Could interpret the crane and this input as a large piece of machinery used for building a bridge.

If the above statements were prompt inputs to an image generation model, we would expect the first image to depict a bird by the river

and the second, an image of a bridge with a machine nearby.

Again, it depends on the location of words, the attention placed on surrounding words and lots of data available for the LLM to learn from.

Here's a list of some key criteria that should be considered when designing a large language model:

Data

The data used for training models is crucial. It should be high quality, diverse, and representative of the topics and tasks the model will be expected to handle. More data is typically better as it provides additional context for learning. However, great care should be taken to ensure that the data comes from reliable sources.

Model architecture:

The structure and number of parameters contained within a model should be suitable for performing all tasks. Parameters define characteristics like the amount of embeddings and tention and weights applied during development and training. Like knobs on a machine, parameters are adjusted to properly optimize performance. Large language models contain hundreds of billions of parameters, with some models being developed exceeding the trillion parameter mark.
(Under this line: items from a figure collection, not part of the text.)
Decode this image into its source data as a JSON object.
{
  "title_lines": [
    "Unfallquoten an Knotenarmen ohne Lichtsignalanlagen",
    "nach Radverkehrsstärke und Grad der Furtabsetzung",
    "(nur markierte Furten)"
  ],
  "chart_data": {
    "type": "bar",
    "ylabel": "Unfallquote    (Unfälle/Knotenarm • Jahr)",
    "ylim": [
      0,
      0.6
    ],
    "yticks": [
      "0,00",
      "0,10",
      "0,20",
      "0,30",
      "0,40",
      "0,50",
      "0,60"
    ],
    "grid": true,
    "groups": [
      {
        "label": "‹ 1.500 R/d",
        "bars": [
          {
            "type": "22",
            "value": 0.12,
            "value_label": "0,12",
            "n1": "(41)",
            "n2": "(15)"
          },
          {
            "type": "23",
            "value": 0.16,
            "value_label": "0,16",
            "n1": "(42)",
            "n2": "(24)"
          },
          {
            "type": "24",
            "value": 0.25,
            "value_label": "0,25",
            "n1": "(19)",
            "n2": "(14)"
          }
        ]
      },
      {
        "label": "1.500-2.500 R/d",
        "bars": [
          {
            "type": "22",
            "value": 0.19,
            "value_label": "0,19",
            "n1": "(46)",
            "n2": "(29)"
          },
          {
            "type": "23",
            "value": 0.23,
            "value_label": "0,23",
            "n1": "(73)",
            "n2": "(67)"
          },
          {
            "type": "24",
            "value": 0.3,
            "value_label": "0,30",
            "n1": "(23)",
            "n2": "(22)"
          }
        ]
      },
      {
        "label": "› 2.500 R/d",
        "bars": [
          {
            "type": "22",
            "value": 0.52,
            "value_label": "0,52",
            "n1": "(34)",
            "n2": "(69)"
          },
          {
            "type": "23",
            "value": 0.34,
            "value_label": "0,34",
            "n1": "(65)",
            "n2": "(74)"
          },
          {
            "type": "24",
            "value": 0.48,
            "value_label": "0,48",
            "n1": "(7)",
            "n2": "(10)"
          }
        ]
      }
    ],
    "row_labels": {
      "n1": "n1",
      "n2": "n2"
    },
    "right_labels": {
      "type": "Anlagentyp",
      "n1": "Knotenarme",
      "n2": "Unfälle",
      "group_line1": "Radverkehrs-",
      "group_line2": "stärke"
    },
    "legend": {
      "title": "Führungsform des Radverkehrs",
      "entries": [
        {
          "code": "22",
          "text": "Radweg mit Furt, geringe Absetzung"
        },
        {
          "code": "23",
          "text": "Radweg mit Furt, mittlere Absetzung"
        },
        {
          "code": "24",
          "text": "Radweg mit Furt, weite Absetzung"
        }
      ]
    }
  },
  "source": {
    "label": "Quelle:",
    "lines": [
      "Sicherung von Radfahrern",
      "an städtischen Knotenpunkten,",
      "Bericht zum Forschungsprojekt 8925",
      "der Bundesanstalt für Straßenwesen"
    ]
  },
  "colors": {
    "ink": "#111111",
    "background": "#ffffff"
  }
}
Bigger does not always mean better, as trade offs must be made between the size, training time, computational cost, and complexity. Large language models for medicine and health care should be designed specifically for that use case and may exclude tasks like creative writing or audio generation that aren't relevant to patient care.

Training methods :

The techniques used to train a model must consider factors like transfer, learning from existing models, data accuracy and calibration for continuous improvement. Models that suffer from a lack of training often miss important patterns in the data set which can carry over to the newly generated data. This creates the potential for hallucination or details that seem realistic but are not grounded in the actual training data.

For example, an image model may hallucinate a tree in the background of an ocean scene even if no images of trees in the ocean was included as part of the training data. The risk of hallucination increases as generative models become more powerful and advanced at producing realistic content. False details often go unnoticed and is problematic when output needs to accurately reflect the real world. A large language model could hallucinate false information or inaccurate quotes. The effects could be damaging if it involves areas like news reporting or legal reviews in a court case. Earlier, we mentioned transfer learning from existing models.
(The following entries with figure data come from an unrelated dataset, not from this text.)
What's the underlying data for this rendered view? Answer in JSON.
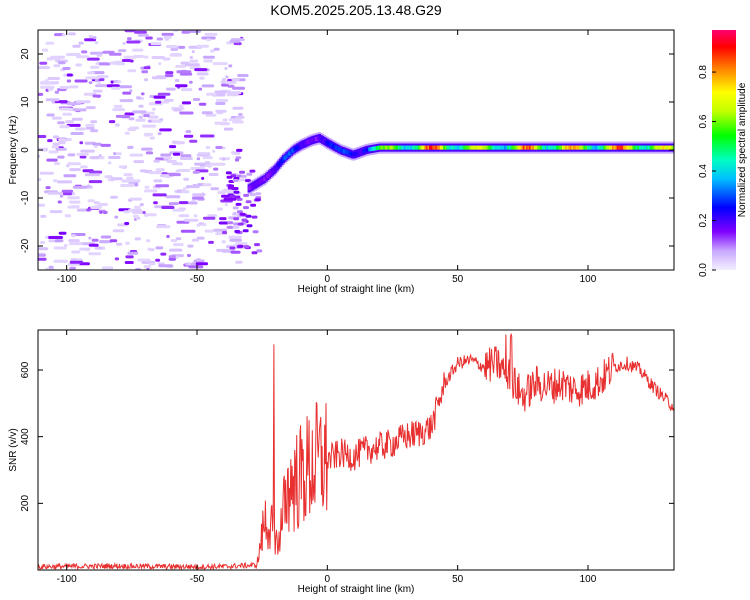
{
  "title": "KOM5.2025.205.13.48.G29",
  "chart_data": [
    {
      "type": "heatmap",
      "xlabel": "Height of straight line (km)",
      "ylabel": "Frequency (Hz)",
      "xlim": [
        -111,
        133
      ],
      "ylim": [
        -25,
        25
      ],
      "x_ticks": [
        "-100",
        "-50",
        "0",
        "50",
        "100"
      ],
      "x_tick_values": [
        -100,
        -50,
        0,
        50,
        100
      ],
      "y_ticks": [
        "-20",
        "-10",
        "0",
        "10",
        "20"
      ],
      "y_tick_values": [
        -20,
        -10,
        0,
        10,
        20
      ],
      "colorbar": {
        "label": "Normalized spectral amplitude",
        "range": [
          0,
          0.97
        ],
        "ticks": [
          "0.0",
          "0.2",
          "0.4",
          "0.6",
          "0.8"
        ],
        "tick_values": [
          0,
          0.2,
          0.4,
          0.6,
          0.8
        ],
        "colormap": [
          "#f0f0ff",
          "#8000ff",
          "#0000ff",
          "#00ffff",
          "#00ff00",
          "#ffff00",
          "#ff8000",
          "#ff0000",
          "#ff0080"
        ]
      },
      "ridge": {
        "points": [
          [
            -30,
            -8
          ],
          [
            -27,
            -7
          ],
          [
            -24,
            -6
          ],
          [
            -20,
            -4
          ],
          [
            -17,
            -2
          ],
          [
            -13,
            0
          ],
          [
            -10,
            1
          ],
          [
            -6,
            2
          ],
          [
            -3,
            2.5
          ],
          [
            0,
            1.5
          ],
          [
            5,
            0
          ],
          [
            10,
            -1
          ],
          [
            15,
            0
          ],
          [
            20,
            0.5
          ],
          [
            40,
            0.5
          ],
          [
            60,
            0.5
          ],
          [
            80,
            0.5
          ],
          [
            100,
            0.5
          ],
          [
            120,
            0.5
          ],
          [
            133,
            0.5
          ]
        ],
        "amplitude": [
          0.15,
          0.25,
          0.3,
          0.35,
          0.35,
          0.3,
          0.25,
          0.3,
          0.35,
          0.3,
          0.3,
          0.35,
          0.5,
          0.6,
          0.9,
          0.7,
          0.9,
          0.8,
          0.9,
          0.7
        ]
      },
      "noise_region": {
        "x": [
          -111,
          -32
        ],
        "y": [
          -25,
          25
        ],
        "amplitude": [
          0.02,
          0.15
        ]
      }
    },
    {
      "type": "line",
      "xlabel": "Height of straight line (km)",
      "ylabel": "SNR (v/v)",
      "xlim": [
        -111,
        133
      ],
      "ylim": [
        0,
        720
      ],
      "x_ticks": [
        "-100",
        "-50",
        "0",
        "50",
        "100"
      ],
      "x_tick_values": [
        -100,
        -50,
        0,
        50,
        100
      ],
      "y_ticks": [
        "200",
        "400",
        "600"
      ],
      "y_tick_values": [
        200,
        400,
        600
      ],
      "color": "#e83030",
      "series_envelope": {
        "x": [
          -111,
          -80,
          -60,
          -40,
          -27,
          -24,
          -21,
          -19,
          -15,
          -10,
          -5,
          0,
          5,
          10,
          15,
          20,
          25,
          30,
          35,
          40,
          45,
          50,
          55,
          60,
          65,
          70,
          75,
          80,
          85,
          90,
          95,
          100,
          105,
          110,
          115,
          120,
          125,
          130,
          133
        ],
        "y": [
          10,
          12,
          10,
          10,
          15,
          150,
          120,
          80,
          250,
          280,
          320,
          330,
          350,
          340,
          360,
          370,
          380,
          400,
          410,
          430,
          560,
          620,
          630,
          610,
          620,
          580,
          520,
          560,
          550,
          560,
          540,
          550,
          570,
          610,
          620,
          600,
          550,
          510,
          490
        ]
      }
    }
  ]
}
One approach that involves transferred learning is fine tuning,

which is a process that extends the capabilities of a pre trained model with new data or tasks. Rather than starting with a new model, fine tuning customizes an existing model for a desired use case, making the bill process more efficient. Another benefit of fine tuning is that it incrementally improves model performance on the new dataset while maintaining the general capabilities learned during pre training.
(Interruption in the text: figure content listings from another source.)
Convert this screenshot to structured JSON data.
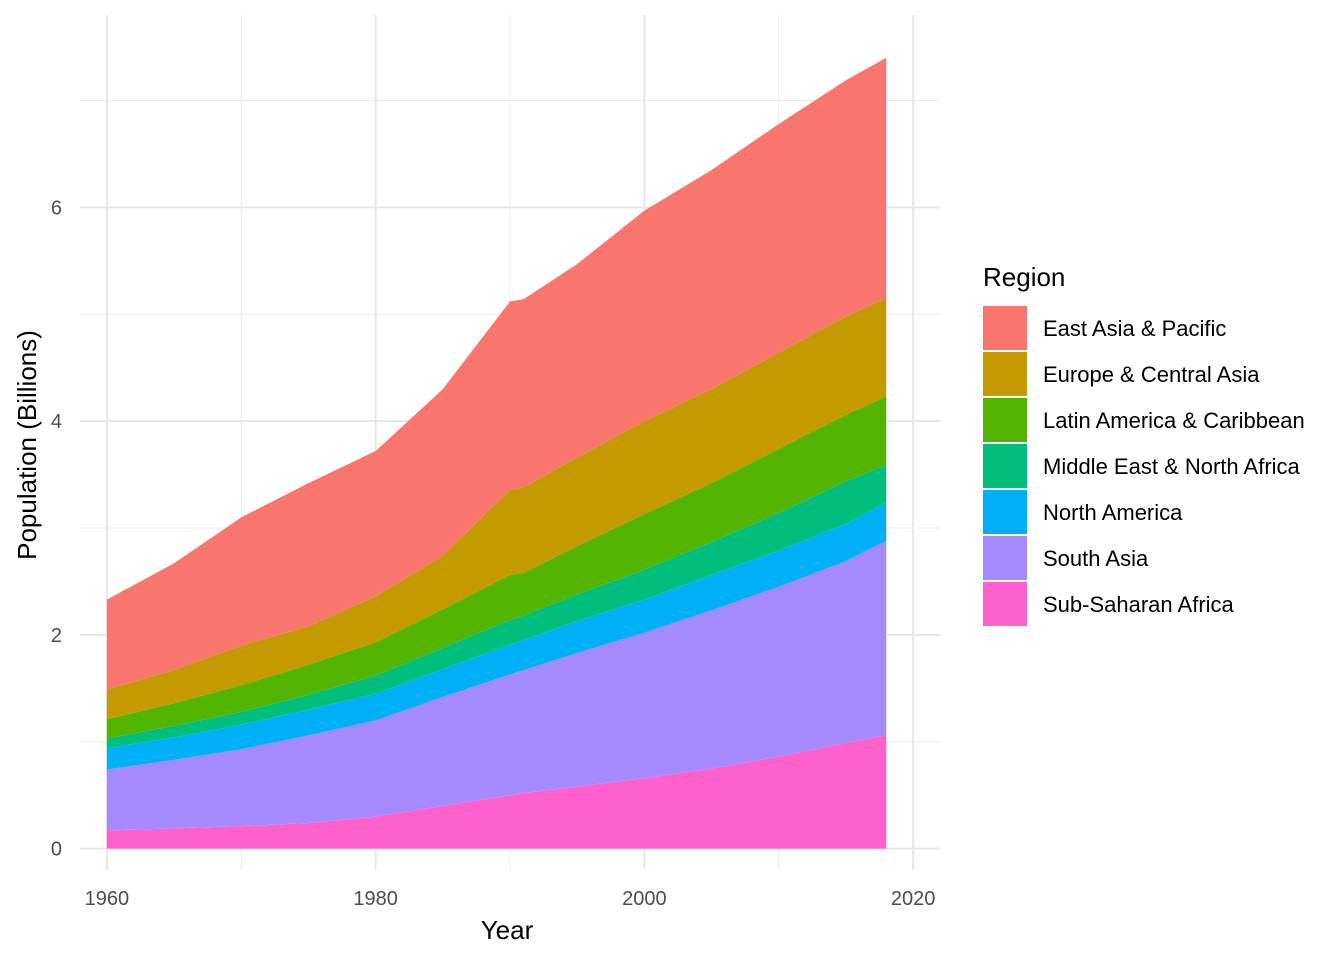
{
  "chart_data": {
    "type": "area",
    "stacked": true,
    "title": "",
    "xlabel": "Year",
    "ylabel": "Population (Billions)",
    "xlim": [
      1958,
      2022
    ],
    "ylim": [
      -0.2,
      7.8
    ],
    "x_ticks": [
      1960,
      1980,
      2000,
      2020
    ],
    "y_ticks": [
      0,
      2,
      4,
      6
    ],
    "grid": true,
    "legend": {
      "title": "Region",
      "position": "right"
    },
    "x": [
      1960,
      1965,
      1970,
      1975,
      1980,
      1985,
      1990,
      1991,
      1995,
      2000,
      2005,
      2010,
      2015,
      2018
    ],
    "series": [
      {
        "name": "Sub-Saharan Africa",
        "color": "#FF61CC",
        "values": [
          0.17,
          0.19,
          0.21,
          0.24,
          0.3,
          0.4,
          0.5,
          0.52,
          0.58,
          0.66,
          0.75,
          0.86,
          0.99,
          1.06
        ]
      },
      {
        "name": "South Asia",
        "color": "#A58AFF",
        "values": [
          0.57,
          0.64,
          0.72,
          0.82,
          0.9,
          1.02,
          1.13,
          1.15,
          1.25,
          1.36,
          1.48,
          1.59,
          1.7,
          1.82
        ]
      },
      {
        "name": "North America",
        "color": "#00B0F6",
        "values": [
          0.2,
          0.21,
          0.23,
          0.24,
          0.25,
          0.26,
          0.28,
          0.28,
          0.3,
          0.31,
          0.33,
          0.34,
          0.35,
          0.36
        ]
      },
      {
        "name": "Middle East & North Africa",
        "color": "#00BF7D",
        "values": [
          0.09,
          0.11,
          0.12,
          0.14,
          0.17,
          0.2,
          0.23,
          0.23,
          0.25,
          0.28,
          0.31,
          0.35,
          0.4,
          0.35
        ]
      },
      {
        "name": "Latin America & Caribbean",
        "color": "#53B400",
        "values": [
          0.18,
          0.21,
          0.25,
          0.28,
          0.31,
          0.36,
          0.42,
          0.4,
          0.45,
          0.52,
          0.55,
          0.6,
          0.62,
          0.64
        ]
      },
      {
        "name": "Europe & Central Asia",
        "color": "#C49A00",
        "values": [
          0.28,
          0.31,
          0.37,
          0.36,
          0.43,
          0.5,
          0.8,
          0.8,
          0.83,
          0.87,
          0.88,
          0.9,
          0.92,
          0.92
        ]
      },
      {
        "name": "East Asia & Pacific",
        "color": "#F8766D",
        "values": [
          0.84,
          1.0,
          1.2,
          1.34,
          1.36,
          1.56,
          1.76,
          1.76,
          1.81,
          1.97,
          2.05,
          2.14,
          2.21,
          2.25
        ]
      }
    ],
    "legend_order": [
      "East Asia & Pacific",
      "Europe & Central Asia",
      "Latin America & Caribbean",
      "Middle East & North Africa",
      "North America",
      "South Asia",
      "Sub-Saharan Africa"
    ]
  }
}
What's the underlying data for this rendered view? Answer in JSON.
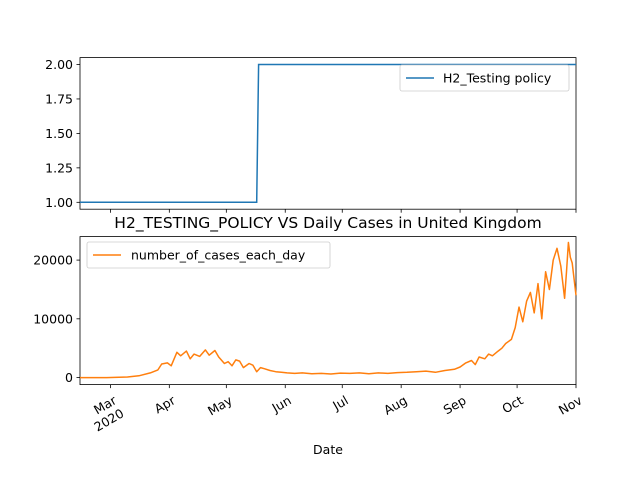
{
  "chart_data": [
    {
      "type": "line",
      "title": "",
      "xlabel": "",
      "ylabel": "",
      "ylim": [
        0.95,
        2.05
      ],
      "yticks": [
        "1.00",
        "1.25",
        "1.50",
        "1.75",
        "2.00"
      ],
      "yticks_values": [
        1.0,
        1.25,
        1.5,
        1.75,
        2.0
      ],
      "x_range": [
        "2020-02-14",
        "2020-11-01"
      ],
      "grid": false,
      "legend": "upper-right",
      "series": [
        {
          "name": "H2_Testing policy",
          "color": "#1f77b4",
          "x": [
            "2020-02-14",
            "2020-05-17",
            "2020-05-18",
            "2020-11-01"
          ],
          "values": [
            1,
            1,
            2,
            2
          ]
        }
      ]
    },
    {
      "type": "line",
      "title": "H2_TESTING_POLICY VS Daily Cases in United Kingdom",
      "xlabel": "Date",
      "ylabel": "",
      "ylim": [
        -1200,
        24000
      ],
      "yticks": [
        "0",
        "10000",
        "20000"
      ],
      "yticks_values": [
        0,
        10000,
        20000
      ],
      "xticks": [
        "Mar\n2020",
        "Apr",
        "May",
        "Jun",
        "Jul",
        "Aug",
        "Sep",
        "Oct",
        "Nov"
      ],
      "x_range": [
        "2020-02-14",
        "2020-11-01"
      ],
      "grid": false,
      "legend": "upper-left",
      "series": [
        {
          "name": "number_of_cases_each_day",
          "color": "#ff7f0e",
          "x": [
            "2020-02-14",
            "2020-02-28",
            "2020-03-10",
            "2020-03-16",
            "2020-03-22",
            "2020-03-26",
            "2020-03-28",
            "2020-03-31",
            "2020-04-02",
            "2020-04-05",
            "2020-04-07",
            "2020-04-10",
            "2020-04-12",
            "2020-04-14",
            "2020-04-17",
            "2020-04-20",
            "2020-04-22",
            "2020-04-25",
            "2020-04-27",
            "2020-04-30",
            "2020-05-02",
            "2020-05-04",
            "2020-05-06",
            "2020-05-08",
            "2020-05-10",
            "2020-05-13",
            "2020-05-15",
            "2020-05-17",
            "2020-05-19",
            "2020-05-21",
            "2020-05-24",
            "2020-05-27",
            "2020-05-30",
            "2020-06-02",
            "2020-06-06",
            "2020-06-10",
            "2020-06-15",
            "2020-06-20",
            "2020-06-25",
            "2020-06-30",
            "2020-07-05",
            "2020-07-10",
            "2020-07-15",
            "2020-07-20",
            "2020-07-25",
            "2020-07-30",
            "2020-08-04",
            "2020-08-09",
            "2020-08-14",
            "2020-08-19",
            "2020-08-24",
            "2020-08-29",
            "2020-09-01",
            "2020-09-04",
            "2020-09-07",
            "2020-09-09",
            "2020-09-11",
            "2020-09-14",
            "2020-09-16",
            "2020-09-18",
            "2020-09-21",
            "2020-09-23",
            "2020-09-25",
            "2020-09-28",
            "2020-09-30",
            "2020-10-02",
            "2020-10-04",
            "2020-10-06",
            "2020-10-08",
            "2020-10-10",
            "2020-10-12",
            "2020-10-14",
            "2020-10-16",
            "2020-10-18",
            "2020-10-20",
            "2020-10-22",
            "2020-10-24",
            "2020-10-26",
            "2020-10-27",
            "2020-10-28",
            "2020-10-29",
            "2020-10-30",
            "2020-11-01"
          ],
          "values": [
            0,
            0,
            100,
            300,
            800,
            1300,
            2300,
            2500,
            2000,
            4300,
            3700,
            4500,
            3200,
            4000,
            3600,
            4700,
            3800,
            4600,
            3500,
            2400,
            2700,
            2000,
            3000,
            2800,
            1700,
            2400,
            2100,
            1000,
            1700,
            1500,
            1200,
            1000,
            900,
            800,
            700,
            800,
            650,
            700,
            600,
            750,
            700,
            800,
            650,
            800,
            700,
            850,
            900,
            1000,
            1100,
            900,
            1200,
            1400,
            1800,
            2500,
            2900,
            2200,
            3500,
            3200,
            4000,
            3700,
            4500,
            5000,
            5800,
            6500,
            8500,
            12000,
            9500,
            13000,
            14500,
            11000,
            16000,
            10000,
            18000,
            15000,
            20000,
            22000,
            19000,
            13500,
            18000,
            23000,
            20500,
            19500,
            14000
          ]
        }
      ]
    }
  ]
}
Overall, knowledge transfer and fine tuning helps create more specialized generative AI tools and services.

Safety and ethics:

Careful thought should be put into how to make models safe, avoid harmful biases, and ensure ethical AI practices are followed. Techniques like human oversight, information filtering, and parameter adjustments that adhere to best practices help. Model design should make personal privacy and confidentiality a priority by avoiding details like an individual's address of residence, phone number, medical history, and other sensitive information.

Evaluation:

Rigorous testing of diverse datasets is needed to understand model capabilities and limitations. Automatic metrics and human evaluation should be used. Users of generative AI applications should be allowed to provide feedback for model operators to review and make adjustments accordingly.

Deployment:

Real world requirements like latency, compute cost, and model size should be considered when determining optimal designs for a production system.